Technikkritik und Technikphilosophie

Die Technikkritik überschneidet sich teilweise mit der Technikphilosophie. Aber während die Technikphilosophie sich als akademische Disziplin zu etablieren versucht, ist die Technikkritik vor allem ein politisches Projekt. Sie nimmt u. a. im Neomarxismus (Herbert Marcuse), Ökofeminismus (Vandana Shiva) und im Postdevelopment (Ivan Illich) eine zentrale Stellung ein.

Computerkritik

Computergegner, die nicht viel von den neuen Entwicklungen im Computermarkt hielten und verstanden, gibt es schon seit dem Beginn der Computertechnik. So wurde der Computermarkt noch in Anfangszeiten für einen sehr kleinen Nischenmarkt gehalten, und für viele ergaben sich noch nicht viele Anwendungsmöglichkeiten. Auch die Anwender und Befürworter wurden häufig und werden teilweise immer noch mit den negativen Vorurteilen von dem Bild eines Computerfreaks belastet. Ein Kritiker, der sich bereits früh mit den Auswirkungen und der Verantwortung von der Nutzung von Computern befasste, war Joseph Weizenbaum.

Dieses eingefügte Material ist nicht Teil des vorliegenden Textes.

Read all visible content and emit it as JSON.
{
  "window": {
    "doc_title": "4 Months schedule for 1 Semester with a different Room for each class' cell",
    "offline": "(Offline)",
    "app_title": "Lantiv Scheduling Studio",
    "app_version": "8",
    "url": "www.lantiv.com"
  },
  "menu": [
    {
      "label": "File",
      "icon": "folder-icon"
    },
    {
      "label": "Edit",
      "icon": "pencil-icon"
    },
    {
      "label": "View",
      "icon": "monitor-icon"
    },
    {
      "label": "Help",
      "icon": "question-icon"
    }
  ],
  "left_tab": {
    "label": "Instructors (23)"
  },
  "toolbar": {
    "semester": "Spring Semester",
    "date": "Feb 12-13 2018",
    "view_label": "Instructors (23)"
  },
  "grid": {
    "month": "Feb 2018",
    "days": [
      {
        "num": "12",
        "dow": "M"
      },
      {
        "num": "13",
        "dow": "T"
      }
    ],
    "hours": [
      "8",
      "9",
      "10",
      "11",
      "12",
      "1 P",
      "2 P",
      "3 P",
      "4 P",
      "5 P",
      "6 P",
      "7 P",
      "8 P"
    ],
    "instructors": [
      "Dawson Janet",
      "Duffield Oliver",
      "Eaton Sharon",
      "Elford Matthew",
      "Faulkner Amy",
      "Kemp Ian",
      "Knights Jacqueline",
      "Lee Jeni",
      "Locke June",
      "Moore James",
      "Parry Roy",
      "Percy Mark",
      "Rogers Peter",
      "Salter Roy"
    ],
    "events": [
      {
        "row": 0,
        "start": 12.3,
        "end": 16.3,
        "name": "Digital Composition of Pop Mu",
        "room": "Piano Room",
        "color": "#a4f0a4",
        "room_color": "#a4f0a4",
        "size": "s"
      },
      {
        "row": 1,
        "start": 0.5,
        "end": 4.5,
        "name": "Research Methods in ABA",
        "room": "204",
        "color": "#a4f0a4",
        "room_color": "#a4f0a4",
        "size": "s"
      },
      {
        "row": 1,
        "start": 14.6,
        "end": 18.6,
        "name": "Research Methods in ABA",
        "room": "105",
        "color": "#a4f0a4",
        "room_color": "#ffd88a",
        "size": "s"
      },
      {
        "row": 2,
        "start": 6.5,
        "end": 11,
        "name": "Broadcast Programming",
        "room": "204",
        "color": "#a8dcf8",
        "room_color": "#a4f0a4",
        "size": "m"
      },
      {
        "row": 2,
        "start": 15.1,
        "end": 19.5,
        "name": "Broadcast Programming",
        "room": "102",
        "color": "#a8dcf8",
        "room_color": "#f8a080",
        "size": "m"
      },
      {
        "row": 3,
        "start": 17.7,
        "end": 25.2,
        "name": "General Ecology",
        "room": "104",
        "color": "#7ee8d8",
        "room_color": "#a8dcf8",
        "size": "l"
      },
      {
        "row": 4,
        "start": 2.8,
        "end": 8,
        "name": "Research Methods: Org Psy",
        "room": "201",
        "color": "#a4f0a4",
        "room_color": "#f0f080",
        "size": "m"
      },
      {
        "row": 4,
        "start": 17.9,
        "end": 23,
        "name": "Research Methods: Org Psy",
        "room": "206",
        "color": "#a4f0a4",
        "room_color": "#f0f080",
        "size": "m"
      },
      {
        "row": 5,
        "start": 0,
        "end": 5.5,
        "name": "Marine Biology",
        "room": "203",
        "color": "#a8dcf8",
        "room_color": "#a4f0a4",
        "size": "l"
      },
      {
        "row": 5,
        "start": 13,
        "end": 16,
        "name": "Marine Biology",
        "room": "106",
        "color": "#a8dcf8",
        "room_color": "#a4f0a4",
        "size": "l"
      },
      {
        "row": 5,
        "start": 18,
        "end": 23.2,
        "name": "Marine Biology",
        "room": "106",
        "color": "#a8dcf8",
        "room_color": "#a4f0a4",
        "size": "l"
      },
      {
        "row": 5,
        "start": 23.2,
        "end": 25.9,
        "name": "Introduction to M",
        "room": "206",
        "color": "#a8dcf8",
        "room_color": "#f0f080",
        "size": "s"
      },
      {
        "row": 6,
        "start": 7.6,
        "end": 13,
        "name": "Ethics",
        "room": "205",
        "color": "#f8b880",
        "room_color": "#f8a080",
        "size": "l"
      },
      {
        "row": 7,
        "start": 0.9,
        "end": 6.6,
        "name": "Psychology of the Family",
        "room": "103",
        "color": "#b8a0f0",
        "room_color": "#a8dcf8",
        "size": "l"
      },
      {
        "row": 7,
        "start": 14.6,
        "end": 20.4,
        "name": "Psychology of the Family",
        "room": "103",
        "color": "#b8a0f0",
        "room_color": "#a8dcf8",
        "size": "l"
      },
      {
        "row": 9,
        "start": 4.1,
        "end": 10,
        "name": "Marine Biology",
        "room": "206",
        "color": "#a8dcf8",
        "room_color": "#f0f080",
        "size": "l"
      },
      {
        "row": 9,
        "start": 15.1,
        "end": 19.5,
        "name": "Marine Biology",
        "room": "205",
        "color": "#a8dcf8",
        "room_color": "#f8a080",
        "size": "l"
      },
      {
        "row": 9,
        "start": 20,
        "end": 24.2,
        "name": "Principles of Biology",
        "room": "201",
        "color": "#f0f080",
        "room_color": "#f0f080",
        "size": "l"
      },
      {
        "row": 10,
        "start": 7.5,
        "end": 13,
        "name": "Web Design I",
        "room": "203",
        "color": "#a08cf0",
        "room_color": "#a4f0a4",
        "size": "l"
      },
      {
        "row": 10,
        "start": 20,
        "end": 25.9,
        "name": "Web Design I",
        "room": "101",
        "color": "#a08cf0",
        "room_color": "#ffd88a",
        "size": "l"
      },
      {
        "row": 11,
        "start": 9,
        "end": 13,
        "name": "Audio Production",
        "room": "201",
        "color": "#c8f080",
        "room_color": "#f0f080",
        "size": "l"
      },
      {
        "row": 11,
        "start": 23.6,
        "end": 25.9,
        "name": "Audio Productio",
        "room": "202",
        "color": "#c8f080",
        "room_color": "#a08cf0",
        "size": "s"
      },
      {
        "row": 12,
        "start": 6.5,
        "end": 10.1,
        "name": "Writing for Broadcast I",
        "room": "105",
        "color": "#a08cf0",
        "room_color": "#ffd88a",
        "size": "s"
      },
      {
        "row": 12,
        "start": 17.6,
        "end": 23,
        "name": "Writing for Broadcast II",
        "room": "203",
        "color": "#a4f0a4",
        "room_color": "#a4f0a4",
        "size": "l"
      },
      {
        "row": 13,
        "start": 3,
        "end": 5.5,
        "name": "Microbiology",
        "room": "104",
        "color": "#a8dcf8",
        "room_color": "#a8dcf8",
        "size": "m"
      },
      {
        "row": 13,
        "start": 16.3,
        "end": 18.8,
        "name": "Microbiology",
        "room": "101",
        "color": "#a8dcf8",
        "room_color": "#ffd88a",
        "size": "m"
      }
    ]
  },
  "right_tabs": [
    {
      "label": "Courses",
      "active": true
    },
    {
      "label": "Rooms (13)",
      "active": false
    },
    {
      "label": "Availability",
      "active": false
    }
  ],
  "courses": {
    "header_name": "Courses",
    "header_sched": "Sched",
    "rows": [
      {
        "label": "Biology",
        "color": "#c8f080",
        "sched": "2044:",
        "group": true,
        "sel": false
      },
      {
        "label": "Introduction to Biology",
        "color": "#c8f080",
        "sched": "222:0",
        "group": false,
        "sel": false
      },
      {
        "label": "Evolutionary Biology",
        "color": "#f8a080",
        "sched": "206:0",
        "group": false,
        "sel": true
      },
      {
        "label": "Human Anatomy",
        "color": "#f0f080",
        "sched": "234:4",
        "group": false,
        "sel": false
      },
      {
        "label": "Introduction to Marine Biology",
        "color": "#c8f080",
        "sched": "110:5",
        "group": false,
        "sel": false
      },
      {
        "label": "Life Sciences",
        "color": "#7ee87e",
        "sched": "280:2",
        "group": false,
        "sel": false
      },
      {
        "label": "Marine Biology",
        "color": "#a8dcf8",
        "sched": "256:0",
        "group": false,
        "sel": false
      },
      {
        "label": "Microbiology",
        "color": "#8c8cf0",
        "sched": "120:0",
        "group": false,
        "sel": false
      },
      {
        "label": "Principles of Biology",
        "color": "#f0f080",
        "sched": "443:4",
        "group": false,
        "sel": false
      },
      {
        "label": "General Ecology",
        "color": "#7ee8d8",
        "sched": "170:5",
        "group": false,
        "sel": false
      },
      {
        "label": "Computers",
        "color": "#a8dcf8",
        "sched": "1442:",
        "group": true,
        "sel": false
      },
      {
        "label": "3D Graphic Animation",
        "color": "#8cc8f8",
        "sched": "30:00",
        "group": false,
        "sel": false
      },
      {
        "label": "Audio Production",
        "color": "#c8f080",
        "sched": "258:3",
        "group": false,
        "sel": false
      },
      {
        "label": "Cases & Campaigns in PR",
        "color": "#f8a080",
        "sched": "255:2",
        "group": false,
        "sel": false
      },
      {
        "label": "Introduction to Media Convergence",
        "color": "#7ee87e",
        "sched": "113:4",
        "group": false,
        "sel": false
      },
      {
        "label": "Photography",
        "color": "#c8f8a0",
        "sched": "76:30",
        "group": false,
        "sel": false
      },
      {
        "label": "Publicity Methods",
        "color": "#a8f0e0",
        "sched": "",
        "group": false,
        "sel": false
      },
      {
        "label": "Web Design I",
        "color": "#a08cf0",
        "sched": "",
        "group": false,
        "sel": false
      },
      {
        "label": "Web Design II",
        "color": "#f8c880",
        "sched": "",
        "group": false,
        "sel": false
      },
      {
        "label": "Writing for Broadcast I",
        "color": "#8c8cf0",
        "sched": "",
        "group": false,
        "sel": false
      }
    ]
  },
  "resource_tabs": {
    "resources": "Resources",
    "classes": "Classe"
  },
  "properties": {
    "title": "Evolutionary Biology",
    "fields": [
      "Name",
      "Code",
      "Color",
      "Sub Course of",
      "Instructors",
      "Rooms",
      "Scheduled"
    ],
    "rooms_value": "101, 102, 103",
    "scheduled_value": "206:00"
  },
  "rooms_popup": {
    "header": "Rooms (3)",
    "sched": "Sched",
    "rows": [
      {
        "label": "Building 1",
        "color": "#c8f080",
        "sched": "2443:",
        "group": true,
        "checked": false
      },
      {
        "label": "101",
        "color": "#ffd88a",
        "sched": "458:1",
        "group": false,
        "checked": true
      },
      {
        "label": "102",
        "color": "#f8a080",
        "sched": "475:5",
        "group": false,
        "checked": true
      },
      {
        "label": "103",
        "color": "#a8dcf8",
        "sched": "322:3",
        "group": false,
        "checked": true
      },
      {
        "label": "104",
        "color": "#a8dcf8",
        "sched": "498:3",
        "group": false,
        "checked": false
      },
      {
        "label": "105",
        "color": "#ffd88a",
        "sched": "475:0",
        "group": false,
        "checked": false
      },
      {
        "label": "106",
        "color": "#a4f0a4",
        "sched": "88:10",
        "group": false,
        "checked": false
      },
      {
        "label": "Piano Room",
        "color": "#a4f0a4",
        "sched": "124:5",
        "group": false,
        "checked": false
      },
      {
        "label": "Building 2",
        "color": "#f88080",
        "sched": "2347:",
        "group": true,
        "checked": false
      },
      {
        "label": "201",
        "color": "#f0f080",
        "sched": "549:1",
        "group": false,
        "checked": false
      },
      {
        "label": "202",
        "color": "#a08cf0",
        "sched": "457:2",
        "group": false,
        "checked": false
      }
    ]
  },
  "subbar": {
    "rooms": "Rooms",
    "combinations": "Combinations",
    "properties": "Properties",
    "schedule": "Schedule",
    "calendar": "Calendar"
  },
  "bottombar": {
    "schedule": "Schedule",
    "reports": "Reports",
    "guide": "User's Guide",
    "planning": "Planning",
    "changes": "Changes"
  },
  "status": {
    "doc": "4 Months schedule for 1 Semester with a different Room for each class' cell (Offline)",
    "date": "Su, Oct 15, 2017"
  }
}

Mit der ständigen Weiterentwicklung entstanden auch immer mehr Probleme und Risiken für Anwender und Organisationen, und dies führte zu immer neuen geistes- und sozialwissenschaftlichen Debatten. Folgende Gründe können zum Beispiel zu einer Ablehnung von Computern führen:

  • Angst vor einer Gefährdung der Sicherheit (z. B. Datendiebstahl oder Überwachung)
  • allgemeine Kritik an der Qualität oder Nutzen einzelner Software und Hardware
  • Technostress und Wunsch auf ohne die Technologien arbeiten zu können; Abhängigkeit Computer privat und beruflich nutzen zu müssen
  • digitale Risiken durch Verlust oder Missbrauch von Daten und Informationen
  • Angst vor Wegfall von Arbeitsplätzen und Aufgaben durch künstliche Intelligenz und Digitalisierung
  • Benutzerunfreundlichkeiten und Schwierigkeiten bei der Bedienung und dem Umgang mit Computern
  • Angst vor sozialen Benachteiligungen, sozialer Isolierung und gesellschaftlichen Veränderungen
  • Zweifel am ethisch richtigen Verhalten (z. B. bei Schaffung künstlicher Intelligenzen, erkennbaren Grenzen von Berechnungsfähigkeit und Determinierbarkeit von Systemen, Sammeln und Auswerten von Big-Data-Mengen usw.) und Kritik an der Ethik und Sozialverhalten in digitalen Räumen
  • Veränderung der Sprache und des Kommunikationsverhalten durch Computersprachen, die Nutzung von Abkürzungen und Emoticons usw.
  • Angst vor psychischen und kognitiven Folgen
  • Bevorzugung von anderen Technologien
  • Angst vor Abhängigkeits- und Suchtpotenzialen
  • Umweltrisiken
  • Kostengründe und finanzielle Risiken
  • mangelnde Kenntnisse und Wissen und/oder Klischees und Vorurteile

Als gesellschaftliche Bewegung

Als Protestbewegung trat Technikfeindlichkeit bei den Maschinenstürmern (Luddismus) im 19. Jahrhundert auf.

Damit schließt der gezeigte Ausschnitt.